Fifty-five-year-old James R. Erwin of Delbarton was killed at Massey Energy’s Spartan Mining Co. when he was pinned between a shuttle car and the mine wall.
Officials from the West Virginia Office of Miners Health, Safety and Training today are releasing reports on their investigations of three coal-mining deaths earlier this year in West Virginia.
Two of the reports deal with deaths at Massey Energy operations, one at subsidiary Spartan Mining Co.’s Ruby Energy Mine in Mingo County and the other at subsidiary White Buck Coal Co.’s Pocahontas Mine near Rupert.
In the White Buck incident, 60-year-old Wilbert R. Starcher of Orient Hill in Greenbrier County was killed when he was run over by a shuttle car at about 8:30 a.m. on July 1. After being hit by the shuttle car, Starcher, an electrician, was dragged, face-down, by the car until another worker noticed his cap lamp dragging on the mine floor and signaled the shuttle car operator to stop.
State investigators found:
A sideboard had been added to the No. 1 shuttle car that inhibited the view of the operator. This sideboard was installed to a height that only allowed approximately 3/4 to 1 inch of clearance between it and the bottom of the canopy. The other two shuttle cars being used on the section had differently constructed sideboards. None of the three shuttle cars had sideboards of the same design.
The victim was apparently struck from behind and run over as he was attempting to travel up the No. 2 entry within the shuttle car’s path of travel. The operator of the shuttle car was unable to see him as he was approaching the continuous miner to be loaded.
State inspectors cited Massey for this violation and for seven other alleged violations, including five for improper ventilation of the mine.
At Ruby Energy, five-five-year-old James R. Erwin of Delbarton was pinned between a shuttle car and the mine wall on May 10. Eleven days later, he died from his injuries.
State inspectors cited Massey for a violation of a provision of its state-approved roof control plan that required mining machines to be “operated from a sufficient distance” to protect workers from being hit by the machines or by shuttle cars. State officials recommended that the company conduct more training to educate workers about the hazards associated with “equipment red zones.” They also recommended that all shuttle car operators be trained to ensure that no one is alongside of their cars or in the turning radius when they turn into or out of a mine entry.
In a report issued yesterday, the U.S. Mine Safety and Health Administration came to similar conclusions.
State officials have also issued their report on the April 22 accident that killed 28-year-old John King at International Coal Group’s ICG Beckley subsidiary’s Beckley Pocahontas Mine in Raleigh County (photo above).
Some readers may recall that the federal Mine Safety and Health Administration already issued its report on this death, and outlined what MSHA called two “root causes”:
The victim was positioned in the Red Zone, an area of close clearance, while the continuous miner was being operated.
The operator failed to have an effective policy in place to identify Red Zone hazards and to alert mine management when Red Zone violations are committed or observed by others.
The state’s report is much different. For example, it describes in detail Mr. King’s statements to another worker, Alan Christian, after the accident:
Suddenly, Mr. Christian heard the machine move and John King yelled out to him, “Get me out!” Mr. Christian turned and saw Mr. King pinned between the boom and the left coal rib with his back against the rib.
Mr. Christian immediately went to him to render assistance. Mr. King stated, “I can’t believe I did this!”
And, state inspectors also included comments that Mr. King reportedly made to the company’s section foreman, Kevin Torres:
Mr. King told Mr.

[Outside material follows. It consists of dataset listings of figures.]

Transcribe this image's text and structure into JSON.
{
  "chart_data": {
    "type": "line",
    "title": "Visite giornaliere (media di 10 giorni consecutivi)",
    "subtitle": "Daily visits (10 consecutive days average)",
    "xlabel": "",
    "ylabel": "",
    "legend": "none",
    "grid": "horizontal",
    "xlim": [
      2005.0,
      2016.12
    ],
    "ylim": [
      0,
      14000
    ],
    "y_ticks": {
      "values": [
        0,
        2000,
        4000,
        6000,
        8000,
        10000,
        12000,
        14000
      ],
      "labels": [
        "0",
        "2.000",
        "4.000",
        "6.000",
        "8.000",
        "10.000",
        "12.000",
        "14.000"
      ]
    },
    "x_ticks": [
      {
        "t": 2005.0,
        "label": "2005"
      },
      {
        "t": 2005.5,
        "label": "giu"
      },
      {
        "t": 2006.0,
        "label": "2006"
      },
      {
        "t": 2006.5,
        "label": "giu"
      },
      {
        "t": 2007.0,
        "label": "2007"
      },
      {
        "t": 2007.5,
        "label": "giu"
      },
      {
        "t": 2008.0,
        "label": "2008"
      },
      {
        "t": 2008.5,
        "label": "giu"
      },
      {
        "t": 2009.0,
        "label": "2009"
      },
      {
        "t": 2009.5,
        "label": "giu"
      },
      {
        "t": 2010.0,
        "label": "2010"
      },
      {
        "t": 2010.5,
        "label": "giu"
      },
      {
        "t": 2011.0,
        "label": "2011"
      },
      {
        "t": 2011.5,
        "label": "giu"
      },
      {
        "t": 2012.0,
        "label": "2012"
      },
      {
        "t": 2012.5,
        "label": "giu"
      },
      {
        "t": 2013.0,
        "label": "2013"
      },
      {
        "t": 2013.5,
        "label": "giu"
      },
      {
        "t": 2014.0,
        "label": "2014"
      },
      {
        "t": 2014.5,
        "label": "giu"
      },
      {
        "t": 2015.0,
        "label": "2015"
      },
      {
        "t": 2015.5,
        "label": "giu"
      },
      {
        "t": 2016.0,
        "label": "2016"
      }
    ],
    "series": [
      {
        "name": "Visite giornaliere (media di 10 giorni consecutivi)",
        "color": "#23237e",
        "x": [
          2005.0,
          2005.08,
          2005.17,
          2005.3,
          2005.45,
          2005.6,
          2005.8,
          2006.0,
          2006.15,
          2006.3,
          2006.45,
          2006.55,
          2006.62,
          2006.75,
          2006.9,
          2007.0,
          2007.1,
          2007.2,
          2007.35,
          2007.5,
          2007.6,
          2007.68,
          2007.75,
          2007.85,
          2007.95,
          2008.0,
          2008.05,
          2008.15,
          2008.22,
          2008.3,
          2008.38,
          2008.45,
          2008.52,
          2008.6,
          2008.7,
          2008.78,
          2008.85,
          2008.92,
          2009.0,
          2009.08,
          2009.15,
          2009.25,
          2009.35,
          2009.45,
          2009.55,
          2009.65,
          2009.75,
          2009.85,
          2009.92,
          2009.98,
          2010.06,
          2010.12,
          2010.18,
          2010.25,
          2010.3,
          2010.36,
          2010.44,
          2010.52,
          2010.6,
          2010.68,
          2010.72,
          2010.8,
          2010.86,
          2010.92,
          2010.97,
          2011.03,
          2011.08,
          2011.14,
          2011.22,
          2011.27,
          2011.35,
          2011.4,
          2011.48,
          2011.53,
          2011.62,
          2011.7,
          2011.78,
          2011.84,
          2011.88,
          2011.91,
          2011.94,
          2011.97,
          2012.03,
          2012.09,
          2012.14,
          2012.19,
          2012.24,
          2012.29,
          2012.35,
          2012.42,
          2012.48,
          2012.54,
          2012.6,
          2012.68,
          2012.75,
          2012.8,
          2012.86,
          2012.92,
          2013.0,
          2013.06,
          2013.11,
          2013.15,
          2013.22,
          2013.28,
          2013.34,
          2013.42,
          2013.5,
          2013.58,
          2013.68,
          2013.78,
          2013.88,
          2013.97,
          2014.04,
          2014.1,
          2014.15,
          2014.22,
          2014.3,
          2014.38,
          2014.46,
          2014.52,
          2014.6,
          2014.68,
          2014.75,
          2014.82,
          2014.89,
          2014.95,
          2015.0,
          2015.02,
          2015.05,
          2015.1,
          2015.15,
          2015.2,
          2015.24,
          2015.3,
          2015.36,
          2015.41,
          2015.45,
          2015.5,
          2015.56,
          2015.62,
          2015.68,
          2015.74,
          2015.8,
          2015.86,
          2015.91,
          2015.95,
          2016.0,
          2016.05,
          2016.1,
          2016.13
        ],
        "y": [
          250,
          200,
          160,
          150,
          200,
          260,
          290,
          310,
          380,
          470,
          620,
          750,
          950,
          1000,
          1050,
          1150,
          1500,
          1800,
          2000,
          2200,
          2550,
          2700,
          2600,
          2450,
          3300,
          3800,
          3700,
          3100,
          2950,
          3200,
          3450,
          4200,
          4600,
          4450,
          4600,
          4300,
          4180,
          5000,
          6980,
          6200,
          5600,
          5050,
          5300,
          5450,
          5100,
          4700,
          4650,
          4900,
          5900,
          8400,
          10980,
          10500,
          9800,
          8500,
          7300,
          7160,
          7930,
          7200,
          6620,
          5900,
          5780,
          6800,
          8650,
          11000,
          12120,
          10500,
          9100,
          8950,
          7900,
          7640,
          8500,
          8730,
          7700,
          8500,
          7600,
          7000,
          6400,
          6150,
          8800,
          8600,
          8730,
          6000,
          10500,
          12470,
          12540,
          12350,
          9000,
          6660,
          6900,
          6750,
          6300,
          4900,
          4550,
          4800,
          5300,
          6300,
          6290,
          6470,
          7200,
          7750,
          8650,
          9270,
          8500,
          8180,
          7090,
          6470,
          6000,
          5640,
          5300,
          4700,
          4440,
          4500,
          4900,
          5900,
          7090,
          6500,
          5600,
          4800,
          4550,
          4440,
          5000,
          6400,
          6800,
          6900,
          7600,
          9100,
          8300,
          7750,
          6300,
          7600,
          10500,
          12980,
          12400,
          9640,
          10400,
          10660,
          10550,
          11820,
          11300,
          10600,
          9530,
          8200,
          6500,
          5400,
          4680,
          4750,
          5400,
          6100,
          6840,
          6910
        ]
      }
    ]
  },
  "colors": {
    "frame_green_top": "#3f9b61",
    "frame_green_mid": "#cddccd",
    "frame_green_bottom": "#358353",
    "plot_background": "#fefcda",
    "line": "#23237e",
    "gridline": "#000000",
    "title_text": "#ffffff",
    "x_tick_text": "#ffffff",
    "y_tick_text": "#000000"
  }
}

Torres, “I messed up.”
The state’s report concluded:
On April 22, 2010, John King, continuous miner operator, received crushing injuries when he was pinned between the coal rib and the boom of the continuous miner. He was positioned in an area that did not afford him protection while operating this machine. Mr. King died on April 23, 2010, as a result of the injuries sustained from the accident.
The “Findings of Fact” section of the state report included this statement:
According to testimony, on two previous occasions, the victim was cautioned by management personnel to remove himself from the “
red zone” area of the continuous miner while tramming the machine. On more than one occasion, a co-worker had observed the victim in the “red zone” during the tramming process, but never cautioned him.
State officials recommended that ICG retrain workers on red zone issues, and that the safety meeting be recorded and “considered a written warning.”
Further violations by workers “will result in a 3-day suspension,” the state report said. Second violations will result in five-day suspensions with potential discharge.
Remember that MSHA cited ICG in this death, prompting this statement from the company’s general counsel, Roger Nicholson:
We remain saddened by the tragic accident at ICG Beckley’s underground mine which took John King’s life in April of this year. ICG Beckley has always trained its miners on red zone hazards regularly and thoroughly, but it increased training concerning red zone hazards after this accident. ICG Beckley does not believe that it should have been cited in this accident and intends to contest the citation.